Потом каюры уехали, и мы стали готовиться к выступлению, которое намечалось на послезавтра. В этот вечер мы занимались делом: подбирали привезенные каюрами меховые штаны, кухлянки, торбаса, оленьи чулки, камусные рукавицы, готовили торбасные стельки и еще десятки мелочей. Возиться со всем этим перед дорогой, как известно, столь же приятно, как потом вспоминать о дороге.
Погода нас не подводила, стояли те самые зимние дни, когда бывает тихо и на солнце можно смотреть почти без усилий сквозь белесоватую мглу.
Собаки всегда точно угадывают минуту начала дороги. Пока мы укладывали, привязывали, прикрепляли к нартам, они лежали безучастно и зевали сытыми зевками хорошо кормленных зверей и лишь в точно нужную минуту подняли разноголосый вой. Мы выбрались сквозь сугробы на изрытый застругами лед бухты Сомнительной, и обе упряжки с лаем рванули вперед. Наконечник остола со скрипом врезался в твердый снег, потому что нельзя собакам бежать быстро на первом километре дороги.
Мы рассчитывали в этот первый день добраться до избушки в тридцати километрах к западу от нашей базы. Избушка принадлежала знаменитому человеку Нанауну, который в 1924 году вместе с Ушаковым прибыл на остров из Бухты Провидения с первой группой эскимосов поселенцев. Нанаун уже месяц как лежал в больнице на мысе Шмидта со сломанной ногой. С ним случилась смешная для полярного охотника вещь: впервые за зимние месяцы приехал в поселок, поскользнулся и сломал ногу.

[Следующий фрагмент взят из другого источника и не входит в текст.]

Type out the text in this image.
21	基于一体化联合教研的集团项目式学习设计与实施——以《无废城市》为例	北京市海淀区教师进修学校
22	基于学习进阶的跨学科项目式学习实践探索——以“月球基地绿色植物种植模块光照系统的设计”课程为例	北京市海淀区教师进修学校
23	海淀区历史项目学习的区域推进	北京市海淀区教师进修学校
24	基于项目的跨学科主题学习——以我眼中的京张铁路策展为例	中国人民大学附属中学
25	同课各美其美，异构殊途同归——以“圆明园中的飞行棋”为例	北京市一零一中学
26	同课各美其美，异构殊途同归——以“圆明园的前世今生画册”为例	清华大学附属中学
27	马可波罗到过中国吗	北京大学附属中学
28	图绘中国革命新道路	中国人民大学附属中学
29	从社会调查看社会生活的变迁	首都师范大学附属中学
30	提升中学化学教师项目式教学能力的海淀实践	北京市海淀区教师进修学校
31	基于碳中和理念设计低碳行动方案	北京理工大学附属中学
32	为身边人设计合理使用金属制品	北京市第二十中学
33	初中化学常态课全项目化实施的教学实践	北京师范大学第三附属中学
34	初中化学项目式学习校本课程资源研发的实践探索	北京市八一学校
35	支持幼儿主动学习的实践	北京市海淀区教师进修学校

До избушки все шло неплохо. На нарте Ульвелькота отскочил подполозок, но он вытащил откуда-то ящичек, обвязанный ремешками. В ящичке лежали плоскогубцы, разные шурупчики и отвертка, и через пять минут нарта снова была в порядке. Я с удовольствием заметил в ящичке несколько примусных иголок и два коробка спичек. В такой дороге примусные иголки и спички раскладываются в возможно большее число мест. Мы с Сергеем Скворцовым распределили их в четыре взаимно несовместимых надежных уголка.

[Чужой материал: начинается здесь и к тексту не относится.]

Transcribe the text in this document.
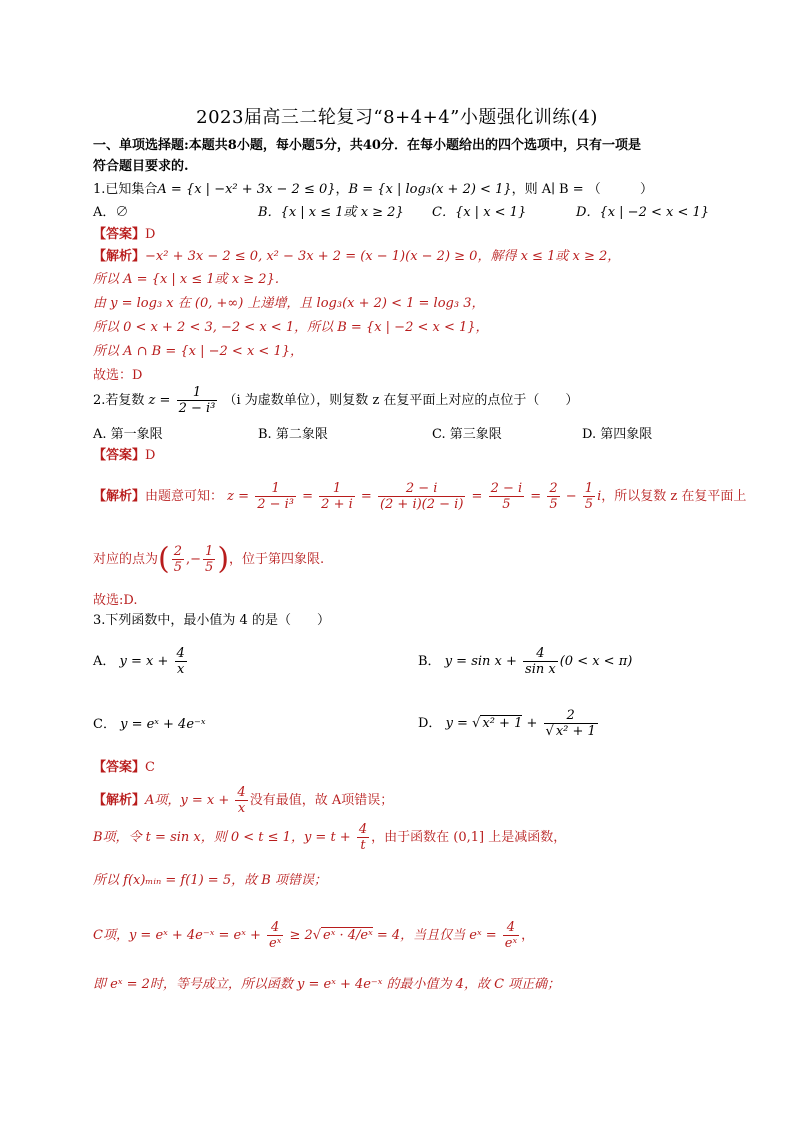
2023届高三二轮复习“8+4+4”小题强化训练(4)
一、单项选择题:本题共8小题，每小题5分，共40分．在每小题给出的四个选项中，只有一项是
符合题目要求的.
1.已知集合A = {x | −x² + 3x − 2 ≤ 0}，B = {x | log₃(x + 2) < 1}，则 A∣ B = （	）
A．∅	B．{x | x ≤ 1或 x ≥ 2} C．{x | x < 1}	D．{x | −2 < x < 1}
【答案】D
【解析】−x² + 3x − 2 ≤ 0, x² − 3x + 2 = (x − 1)(x − 2) ≥ 0，解得 x ≤ 1或 x ≥ 2，
所以 A = {x | x ≤ 1或 x ≥ 2}.
由 y = log₃ x 在 (0, +∞) 上递增，且 log₃(x + 2) < 1 = log₃ 3，
所以 0 < x + 2 < 3, −2 < x < 1，所以 B = {x | −2 < x < 1}，
所以 A ∩ B = {x | −2 < x < 1}，
故选：D
2.若复数 $z = \frac{1}{\text{2 − i³}} (i$ 为虚数单位），则复数 z 在复平面上对应的点位于（　　）
A. 第一象限	B. 第二象限	C. 第三象限	D. 第四象限
【答案】D
【解析】由题意可知： $z = \frac{1}{\text{2 − i³}} = \frac{1}{2 + i} = \frac{2 - i}{(2 + i)(2 - i)} = \frac{2 - i}{5} = \frac{2}{5} - \frac{1}{5}$ i，所以复数 z 在复平面上
对应的点为( $\frac{2}{5}$ ,− $\frac{1}{5}$ )，位于第四象限.
故选:D.
3.下列函数中，最小值为 4 的是（　　）
A． $y = x + \frac{4}{x}$	B． $y = \sin x + \frac{4}{\text{sin x}} (0 < x < \pi)$
C． y = eˣ + 4e⁻ˣ	D． y = √ $x^2 + 1 + \frac{2}{\text{√ x² + 1}}$
【答案】C
【解析】A项，$y = x + \frac{4}{x}$ 没有最值，故 A项错误；
B项，令 t = sin x，则 0 < t ≤ 1，$y = t + \frac{4}{t}$ ，由于函数在 (0,1] 上是减函数，
所以 f(x)ₘᵢₙ = f(1) = 5，故 B 项错误；
C项，y = eˣ + 4e⁻ˣ = eˣ + $\frac{4}{\text{eˣ}} \ge 2√$ eˣ · 4/eˣ = 4，当且仅当 eˣ = $\frac{4}{\text{eˣ}}$ ，
即 eˣ = 2时，等号成立，所以函数 y = eˣ + 4e⁻ˣ 的最小值为 4，故 C 项正确；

Мимо избушки Нанауна можно было проехать не останавливаясь, если бы не торчала из снега длиннющая жестяная труба. Мы раскопали сверху снег и съехали вниз, как в метро, только вместо эскалаторов были собственные животы.

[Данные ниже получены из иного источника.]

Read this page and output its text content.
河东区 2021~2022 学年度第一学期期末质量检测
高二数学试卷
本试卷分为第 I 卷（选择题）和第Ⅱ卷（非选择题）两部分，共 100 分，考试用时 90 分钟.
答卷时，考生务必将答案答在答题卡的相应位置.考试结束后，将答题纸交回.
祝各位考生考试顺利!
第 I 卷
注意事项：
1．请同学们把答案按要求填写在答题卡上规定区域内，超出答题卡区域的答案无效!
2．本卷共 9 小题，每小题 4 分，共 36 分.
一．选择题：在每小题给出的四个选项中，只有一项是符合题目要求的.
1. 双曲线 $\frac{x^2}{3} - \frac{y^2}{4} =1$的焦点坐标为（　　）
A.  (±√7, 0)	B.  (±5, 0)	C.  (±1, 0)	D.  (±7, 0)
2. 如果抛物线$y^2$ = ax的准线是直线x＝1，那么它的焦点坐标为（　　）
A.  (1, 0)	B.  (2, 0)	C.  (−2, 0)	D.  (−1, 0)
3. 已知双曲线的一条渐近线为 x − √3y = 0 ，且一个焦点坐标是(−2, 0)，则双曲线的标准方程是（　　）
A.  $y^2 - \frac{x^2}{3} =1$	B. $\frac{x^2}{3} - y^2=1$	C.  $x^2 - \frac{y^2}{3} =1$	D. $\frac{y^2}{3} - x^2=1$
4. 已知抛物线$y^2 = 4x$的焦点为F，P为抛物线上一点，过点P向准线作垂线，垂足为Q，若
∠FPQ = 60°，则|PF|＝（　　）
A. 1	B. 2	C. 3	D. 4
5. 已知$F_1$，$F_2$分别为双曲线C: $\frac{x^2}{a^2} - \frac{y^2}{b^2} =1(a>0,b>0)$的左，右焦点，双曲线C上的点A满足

Мы стали раскачивать примусы, я втайне хотел продемонстрировать хозяйственному человеку Ульвелькоту свой житейский опыт. Еще несколько лет назад мы научились у чукчей рассверливать капсюльное отверстие в примусе, предназначенном для зимней дороги. Тогда он горит вдвое сильнее и работает так же хорошо на солярке, как на керосине (найти брошенную в тундре бочку солярки можно довольно часто) Все-таки из моего хвастовства ничего не вышло: примус Ульвелькота работал еще лучше.